富山駅を出発し、黒部、高岡で折り返して再び富山へと戻るコースで、車内では越中懐石を味わいながら、富山の景色と時間をゆったり楽しめます。
移動が目的ではなく、乗っている時間そのものを楽しむ列車。
ホームに入線した姿を見た瞬間から、普段の列車とは違う空気を感じました。

落ち着いた車内と、ゆとりある座席
車内は木の温もりを感じる落ち着いた空間で、座席の間隔にも余裕があります。
今回は、立山連峰を望めるカウンター席に座りました。
大きな窓に向いた席からは、天候に恵まれれば富山らしい雄大な景色が広がります。
食事と車窓を同時に楽しめるのは、レストラン列車ならではの魅力です。



走行中も楽しませてくれるアナウンス
一万三千尺物語では、運行中にガイドによるアナウンスが途切れることなく続きます。
走っている区間の見どころや、これから停車する駅の案内、沿線の話題などが軽やかに紹介され、初めての路線でも安心して楽しめました。
静かすぎず、にぎやかすぎず。
ちょうどよい距離感の語りが、旅の雰囲気をより豊かなものにしてくれます。
割烹 五万石監修の越中懐石
食事は、富山の老舗「割烹 五万石」が監修する越中懐石コースです。
地元の食材を生かした料理が、走りゆく景色とともに提供されます。
列車の中とは思えないほど丁寧に仕上げられた料理で、
「食事のために乗る列車」であることを実感しました。

料理の提供にあわせて、この日の越中懐石のおしながきも用意されていました。
品数や構成を眺めながら、これから始まる食事への期待が自然と高まります。

黒部・高岡で折り返す、変化のある車窓
列車は黒部で折り返し、さらに高岡へ。
同じ路線でも、行きと帰りで車窓の印象が変わるため、景色を眺めていても飽きることがありません。
アナウンスを聞きながら景色を追っているうちに、距離以上に「旅をしている」という感覚が積み重なっていきます。
食後の楽しみ、引網光月堂の上生菓子
コースの締めくくりには、富山の老舗和菓子店・引網光月堂によるオリジナル上生菓子が提供されます。
見た目にも美しく、食後のひとときを穏やかに締めくくってくれる一品でした。

車内に感じる、さりげない遊び心
車内では、車掌さんの帽子をかぶったご当地ぬいぐるみなど、思わず目を留めてしまう演出も見かけました。
格式張りすぎず、どこか親しみやすい雰囲気が、この列車の魅力のひとつです。

再び富山へ。
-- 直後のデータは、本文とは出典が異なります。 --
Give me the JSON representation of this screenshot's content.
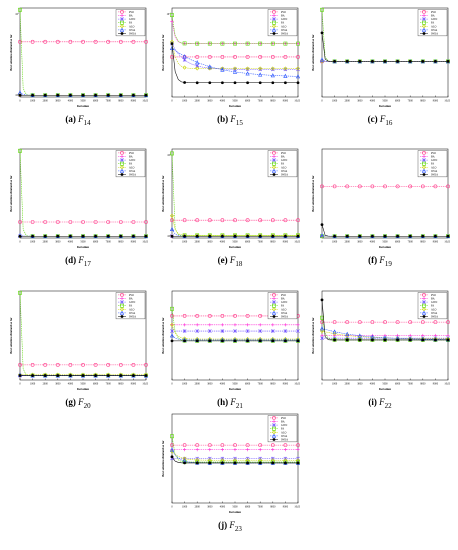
{
  "common": {
    "xlabel": "Iteration",
    "ylabel": "Best solution obtained so far",
    "xticks": [
      "0",
      "1000",
      "2000",
      "3000",
      "4000",
      "5000",
      "6000",
      "7000",
      "8000",
      "9000",
      "10,000"
    ],
    "legend": [
      "PSO",
      "BA",
      "GWO",
      "FA",
      "ALO",
      "WOA",
      "IWOA"
    ],
    "legend_placement": "top-right",
    "colors": {
      "PSO": "#ff3b8a",
      "BA": "#ff2bd6",
      "GWO": "#6b4bff",
      "FA": "#58d800",
      "ALO": "#c8d400",
      "WOA": "#2a55ff",
      "IWOA": "#000000"
    },
    "markers": {
      "PSO": "circle",
      "BA": "plus",
      "GWO": "star",
      "FA": "square",
      "ALO": "diamond",
      "WOA": "triangle",
      "IWOA": "filled-circle"
    }
  },
  "chart_data": [
    {
      "type": "line",
      "label": "(a)",
      "func_base": "F",
      "func_sub": "14",
      "ytick_top": "10^3",
      "ytick_bottom": "10^0",
      "y_scale": "log",
      "series": [
        {
          "name": "PSO",
          "start": 0.62,
          "end": 0.62,
          "decay": 0.02
        },
        {
          "name": "BA",
          "start": 0.02,
          "end": 0.02,
          "decay": 0.02
        },
        {
          "name": "GWO",
          "start": 0.02,
          "end": 0.02,
          "decay": 0.02
        },
        {
          "name": "FA",
          "start": 0.98,
          "end": 0.02,
          "decay": 0.01
        },
        {
          "name": "ALO",
          "start": 0.02,
          "end": 0.02,
          "decay": 0.02
        },
        {
          "name": "WOA",
          "start": 0.05,
          "end": 0.02,
          "decay": 0.02
        },
        {
          "name": "IWOA",
          "start": 0.02,
          "end": 0.02,
          "decay": 0.02
        }
      ]
    },
    {
      "type": "line",
      "label": "(b)",
      "func_base": "F",
      "func_sub": "15",
      "ytick_top": "10^-1",
      "ytick_bottom": "",
      "y_scale": "log",
      "series": [
        {
          "name": "PSO",
          "start": 0.45,
          "end": 0.45,
          "decay": 0.02
        },
        {
          "name": "BA",
          "start": 0.85,
          "end": 0.6,
          "decay": 0.02
        },
        {
          "name": "GWO",
          "start": 0.6,
          "end": 0.31,
          "decay": 0.1
        },
        {
          "name": "FA",
          "start": 0.92,
          "end": 0.6,
          "decay": 0.02
        },
        {
          "name": "ALO",
          "start": 0.62,
          "end": 0.32,
          "decay": 0.03
        },
        {
          "name": "WOA",
          "start": 0.55,
          "end": 0.22,
          "decay": 0.3
        },
        {
          "name": "IWOA",
          "start": 0.6,
          "end": 0.16,
          "decay": 0.02
        }
      ]
    },
    {
      "type": "line",
      "label": "(c)",
      "func_base": "F",
      "func_sub": "16",
      "ytick_top": "",
      "ytick_bottom": "",
      "y_scale": "linear",
      "series": [
        {
          "name": "PSO",
          "start": 0.4,
          "end": 0.4,
          "decay": 0.01
        },
        {
          "name": "BA",
          "start": 0.4,
          "end": 0.4,
          "decay": 0.01
        },
        {
          "name": "GWO",
          "start": 0.4,
          "end": 0.4,
          "decay": 0.01
        },
        {
          "name": "FA",
          "start": 0.98,
          "end": 0.4,
          "decay": 0.01
        },
        {
          "name": "ALO",
          "start": 0.4,
          "end": 0.4,
          "decay": 0.01
        },
        {
          "name": "WOA",
          "start": 0.42,
          "end": 0.4,
          "decay": 0.01
        },
        {
          "name": "IWOA",
          "start": 0.72,
          "end": 0.4,
          "decay": 0.01
        }
      ]
    },
    {
      "type": "line",
      "label": "(d)",
      "func_base": "F",
      "func_sub": "17",
      "ytick_top": "",
      "ytick_bottom": "",
      "y_scale": "linear",
      "series": [
        {
          "name": "PSO",
          "start": 0.18,
          "end": 0.18,
          "decay": 0.02
        },
        {
          "name": "BA",
          "start": 0.02,
          "end": 0.02,
          "decay": 0.02
        },
        {
          "name": "GWO",
          "start": 0.02,
          "end": 0.02,
          "decay": 0.02
        },
        {
          "name": "FA",
          "start": 0.98,
          "end": 0.02,
          "decay": 0.01
        },
        {
          "name": "ALO",
          "start": 0.02,
          "end": 0.02,
          "decay": 0.02
        },
        {
          "name": "WOA",
          "start": 0.03,
          "end": 0.02,
          "decay": 0.02
        },
        {
          "name": "IWOA",
          "start": 0.02,
          "end": 0.02,
          "decay": 0.02
        }
      ]
    },
    {
      "type": "line",
      "label": "(e)",
      "func_base": "F",
      "func_sub": "18",
      "ytick_top": "10^3",
      "ytick_bottom": "10^0",
      "y_scale": "log",
      "series": [
        {
          "name": "PSO",
          "start": 0.2,
          "end": 0.2,
          "decay": 0.02
        },
        {
          "name": "BA",
          "start": 0.02,
          "end": 0.02,
          "decay": 0.02
        },
        {
          "name": "GWO",
          "start": 0.02,
          "end": 0.02,
          "decay": 0.02
        },
        {
          "name": "FA",
          "start": 0.95,
          "end": 0.03,
          "decay": 0.01
        },
        {
          "name": "ALO",
          "start": 0.25,
          "end": 0.03,
          "decay": 0.02
        },
        {
          "name": "WOA",
          "start": 0.1,
          "end": 0.02,
          "decay": 0.02
        },
        {
          "name": "IWOA",
          "start": 0.02,
          "end": 0.02,
          "decay": 0.02
        }
      ]
    },
    {
      "type": "line",
      "label": "(f)",
      "func_base": "F",
      "func_sub": "19",
      "ytick_top": "",
      "ytick_bottom": "",
      "y_scale": "linear",
      "series": [
        {
          "name": "PSO",
          "start": 0.58,
          "end": 0.58,
          "decay": 0.02
        },
        {
          "name": "BA",
          "start": 0.02,
          "end": 0.02,
          "decay": 0.02
        },
        {
          "name": "GWO",
          "start": 0.02,
          "end": 0.02,
          "decay": 0.02
        },
        {
          "name": "FA",
          "start": 0.02,
          "end": 0.02,
          "decay": 0.02
        },
        {
          "name": "ALO",
          "start": 0.02,
          "end": 0.02,
          "decay": 0.02
        },
        {
          "name": "WOA",
          "start": 0.03,
          "end": 0.02,
          "decay": 0.02
        },
        {
          "name": "IWOA",
          "start": 0.15,
          "end": 0.02,
          "decay": 0.01
        }
      ]
    },
    {
      "type": "line",
      "label": "(g)",
      "func_base": "F",
      "func_sub": "20",
      "ytick_top": "",
      "ytick_bottom": "",
      "y_scale": "linear",
      "series": [
        {
          "name": "PSO",
          "start": 0.17,
          "end": 0.17,
          "decay": 0.02
        },
        {
          "name": "BA",
          "start": 0.05,
          "end": 0.05,
          "decay": 0.02
        },
        {
          "name": "GWO",
          "start": 0.05,
          "end": 0.05,
          "decay": 0.02
        },
        {
          "name": "FA",
          "start": 0.98,
          "end": 0.05,
          "decay": 0.01
        },
        {
          "name": "ALO",
          "start": 0.06,
          "end": 0.06,
          "decay": 0.02
        },
        {
          "name": "WOA",
          "start": 0.06,
          "end": 0.05,
          "decay": 0.02
        },
        {
          "name": "IWOA",
          "start": 0.05,
          "end": 0.05,
          "decay": 0.02
        }
      ]
    },
    {
      "type": "line",
      "label": "(h)",
      "func_base": "F",
      "func_sub": "21",
      "ytick_top": "",
      "ytick_bottom": "",
      "y_scale": "linear",
      "series": [
        {
          "name": "PSO",
          "start": 0.72,
          "end": 0.72,
          "decay": 0.02
        },
        {
          "name": "BA",
          "start": 0.62,
          "end": 0.62,
          "decay": 0.02
        },
        {
          "name": "GWO",
          "start": 0.55,
          "end": 0.55,
          "decay": 0.02
        },
        {
          "name": "FA",
          "start": 0.8,
          "end": 0.44,
          "decay": 0.02
        },
        {
          "name": "ALO",
          "start": 0.62,
          "end": 0.46,
          "decay": 0.03
        },
        {
          "name": "WOA",
          "start": 0.5,
          "end": 0.45,
          "decay": 0.03
        },
        {
          "name": "IWOA",
          "start": 0.44,
          "end": 0.44,
          "decay": 0.02
        }
      ]
    },
    {
      "type": "line",
      "label": "(i)",
      "func_base": "F",
      "func_sub": "22",
      "ytick_top": "",
      "ytick_bottom": "",
      "y_scale": "linear",
      "series": [
        {
          "name": "PSO",
          "start": 0.65,
          "end": 0.65,
          "decay": 0.02
        },
        {
          "name": "BA",
          "start": 0.5,
          "end": 0.5,
          "decay": 0.02
        },
        {
          "name": "GWO",
          "start": 0.47,
          "end": 0.47,
          "decay": 0.02
        },
        {
          "name": "FA",
          "start": 0.7,
          "end": 0.45,
          "decay": 0.02
        },
        {
          "name": "ALO",
          "start": 0.55,
          "end": 0.46,
          "decay": 0.25
        },
        {
          "name": "WOA",
          "start": 0.58,
          "end": 0.45,
          "decay": 0.3
        },
        {
          "name": "IWOA",
          "start": 0.9,
          "end": 0.45,
          "decay": 0.01
        }
      ]
    },
    {
      "type": "line",
      "label": "(j)",
      "func_base": "F",
      "func_sub": "23",
      "ytick_top": "",
      "ytick_bottom": "",
      "y_scale": "linear",
      "series": [
        {
          "name": "PSO",
          "start": 0.65,
          "end": 0.65,
          "decay": 0.02
        },
        {
          "name": "BA",
          "start": 0.6,
          "end": 0.6,
          "decay": 0.02
        },
        {
          "name": "GWO",
          "start": 0.5,
          "end": 0.5,
          "decay": 0.02
        },
        {
          "name": "FA",
          "start": 0.75,
          "end": 0.46,
          "decay": 0.02
        },
        {
          "name": "ALO",
          "start": 0.58,
          "end": 0.48,
          "decay": 0.06
        },
        {
          "name": "WOA",
          "start": 0.6,
          "end": 0.45,
          "decay": 0.05
        },
        {
          "name": "IWOA",
          "start": 0.52,
          "end": 0.45,
          "decay": 0.02
        }
      ]
    }
  ]
}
旅の余韻は環水公園へ
黒部、高岡での折り返しを終え、列車は再び富山駅へ戻ってきます。
下車後は、駅近くの環水公園へ足を延ばすのがおすすめです。
夜の環水公園はライトアップが美しく、列車旅の余韻をそのまま楽しめる場所です。

一万三千尺物語は、富山を深く知るための列車
一万三千尺物語は、華やかさを前面に出すレストラン列車ではありません。
料理、車窓、アナウンス、そのすべてを通して、富山という土地を丁寧に伝えてくれる列車です。
ゆっくりと流れる時間の中で、富山を味わいたい。
そんな人にこそおすすめしたい、上質な列車旅でした。